Focus sur le reactive programming

Reactive programming : paradigme de programmation basé sur la transmission de données à partir d'une source unique ou de plusieurs sources. La plupart des applications du moment sont suivent ce paradigme, autrement dit elles réagissent aux événements qui leur parviennent et y réagissent par des calculs. Comment et pourquoi ? C'est la question du jour.

La programmation réactive ou Reactive Programming est un courant de programmation qui commence à se faire une place dans l’univers du développement. Face à la complexité des SI et des exigences des utilisateurs finaux, il est grand temps de repenser les paradigmes de programmation pour gagner en productivité et en qualité de produits. Les systèmes impératifs laissent alors place aux systèmes réactifs qui offrent davantage de flexibilité, de fiabilité et de disponibilité. Mais concrètement, de quoi parle-ton ? Focus sur ce concept qui a tout le potentiel pour devenir un standard dans les années à venir.


En quoi consiste le Reactive Programming ?

Entre la définition plus ou moins générique de Wikipédia ou l’approche trop canonique de Stackoverflow, les Internets regorgent d’essais de définition du Reactive Programming qui n’aident pas les néophytes. La programmation réactive est un paradigme de programmation qui repose sur l’émission asynchrone de données. Toutes les données sont alors traitées à travers un flux. Ce flux émet une valeur, une erreur et un signal en cas d’absence de données à envoyer.

Dans la programmation réactive, le flux de données ou data stream devient l’épine dorsale de l’application. Comme son nom le suggère, le Reactive Programming consiste à réagir face à ces « messages » véhiculés par les flux de données. Tous les évènements possibles doivent être envisagés et pris en compte dans la programmation réactive.

La variation dans le temps est également une notion importante du Reactive Programming. En effet, les valeurs varient dans le temps lorsque le programme s’exécute et chaque expression du programme doit être correcte en toutes circonstances. En outre, lorsque la valeur d’une variable change, les autres variables qui en dépendent doivent être tenues à jour. Le suivi des dépendances existantes et des éventuelles nouvelles dépendances est donc l’un des points importants de ce paradigme.

De nos jours, dans le monde professionnel, les systèmes réactifs sont mis en place par les entreprises à tous les niveaux, notamment dans les interfaces graphiques. Les applications réactives sont capables de fournir de meilleures réponses aux évènements grâce aux calculs, ainsi les utilisateurs finaux améliorent leur expérience. Côté Front avec React.JS par exemple ou Spring Reactor côté Back.

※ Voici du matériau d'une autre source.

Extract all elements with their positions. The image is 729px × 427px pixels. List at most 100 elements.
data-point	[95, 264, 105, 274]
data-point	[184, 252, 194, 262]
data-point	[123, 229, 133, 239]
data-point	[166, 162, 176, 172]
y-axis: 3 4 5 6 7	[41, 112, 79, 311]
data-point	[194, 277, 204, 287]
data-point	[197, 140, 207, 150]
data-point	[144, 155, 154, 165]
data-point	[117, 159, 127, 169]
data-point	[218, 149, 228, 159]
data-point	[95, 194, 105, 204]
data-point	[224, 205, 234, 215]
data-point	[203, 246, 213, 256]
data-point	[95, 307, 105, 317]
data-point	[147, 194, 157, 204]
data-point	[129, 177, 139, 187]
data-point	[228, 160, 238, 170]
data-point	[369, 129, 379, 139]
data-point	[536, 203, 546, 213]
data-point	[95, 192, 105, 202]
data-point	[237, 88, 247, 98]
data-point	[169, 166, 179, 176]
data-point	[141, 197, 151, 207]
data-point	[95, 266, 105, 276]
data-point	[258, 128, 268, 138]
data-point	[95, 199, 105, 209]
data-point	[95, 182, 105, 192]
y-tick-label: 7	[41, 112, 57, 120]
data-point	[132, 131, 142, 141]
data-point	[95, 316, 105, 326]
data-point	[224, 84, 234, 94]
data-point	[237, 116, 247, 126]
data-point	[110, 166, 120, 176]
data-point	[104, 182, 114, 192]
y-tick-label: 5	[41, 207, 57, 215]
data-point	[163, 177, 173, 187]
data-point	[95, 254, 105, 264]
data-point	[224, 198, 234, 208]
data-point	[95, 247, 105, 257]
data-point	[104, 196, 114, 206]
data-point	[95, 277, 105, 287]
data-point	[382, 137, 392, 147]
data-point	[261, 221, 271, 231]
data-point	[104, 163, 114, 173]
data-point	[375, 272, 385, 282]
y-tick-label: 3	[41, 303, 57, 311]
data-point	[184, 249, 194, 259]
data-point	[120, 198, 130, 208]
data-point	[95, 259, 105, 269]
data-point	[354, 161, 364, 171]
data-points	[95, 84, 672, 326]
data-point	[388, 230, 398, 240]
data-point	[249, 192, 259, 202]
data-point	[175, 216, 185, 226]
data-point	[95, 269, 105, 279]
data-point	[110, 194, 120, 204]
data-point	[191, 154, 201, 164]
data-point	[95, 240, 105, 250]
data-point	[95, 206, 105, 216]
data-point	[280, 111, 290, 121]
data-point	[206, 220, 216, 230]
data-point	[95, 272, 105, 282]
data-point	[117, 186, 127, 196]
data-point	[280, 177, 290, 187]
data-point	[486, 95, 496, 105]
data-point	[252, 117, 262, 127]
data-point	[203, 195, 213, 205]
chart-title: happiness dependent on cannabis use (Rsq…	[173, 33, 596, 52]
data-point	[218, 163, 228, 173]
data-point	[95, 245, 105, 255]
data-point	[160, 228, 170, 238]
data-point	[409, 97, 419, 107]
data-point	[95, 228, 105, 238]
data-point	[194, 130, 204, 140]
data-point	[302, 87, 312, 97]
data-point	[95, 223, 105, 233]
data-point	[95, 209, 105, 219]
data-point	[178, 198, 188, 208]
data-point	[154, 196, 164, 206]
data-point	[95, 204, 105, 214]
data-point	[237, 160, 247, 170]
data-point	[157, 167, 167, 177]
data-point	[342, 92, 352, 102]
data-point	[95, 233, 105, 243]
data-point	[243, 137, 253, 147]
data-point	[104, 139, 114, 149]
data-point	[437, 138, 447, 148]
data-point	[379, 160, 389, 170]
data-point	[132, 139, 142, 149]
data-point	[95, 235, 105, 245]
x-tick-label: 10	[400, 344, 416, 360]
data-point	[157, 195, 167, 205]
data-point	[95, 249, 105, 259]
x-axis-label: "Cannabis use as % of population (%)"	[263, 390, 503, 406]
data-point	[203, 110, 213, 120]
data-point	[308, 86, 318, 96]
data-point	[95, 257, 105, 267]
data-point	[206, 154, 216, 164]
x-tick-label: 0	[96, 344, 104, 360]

Les avantages et les limites de la programmation réactive

Le principal atout de la programmation réactive est la minimisation des bugs. Les oublis de mise à jour ne peuvent plus déboucher sur des défauts de fonctionnement. Cela permet de gagner du temps lors de l’exécution, permettant de se focaliser sur des tâches à plus forte valeur ajoutée.

Au niveau de l’application, la programmation réactive permet d’écrire beaucoup plus facilement, ce qui permet au développeur de se délester de la préoccupation de l’ordre de déclenchement des évènements par exemple. Facilité

Par ailleurs, les applications réactives peuvent gagner en résilience à mesure qu’elles évoluent sachant que le système reste disponible même en cas d’erreur ou de surcharge.

Certes si la programmation réactive répond aux exigences actuelles du marché, ce concept se heurte à quelques freins. En effet, la programmation réactive reste assez difficile à mettre en pratique sachant que les approches traditionnelles sont très différentes. Le côté asynchrone de la programmation rend les flux un peu plus difficiles à suivre et à comprendre. Sans parler de la complexité du déchiffrement du compilateur. Tous ces défis doivent être relevés pour que le Reactive Programming puisse s’imposer comme une alternative solide et éventuellement devenir un standard.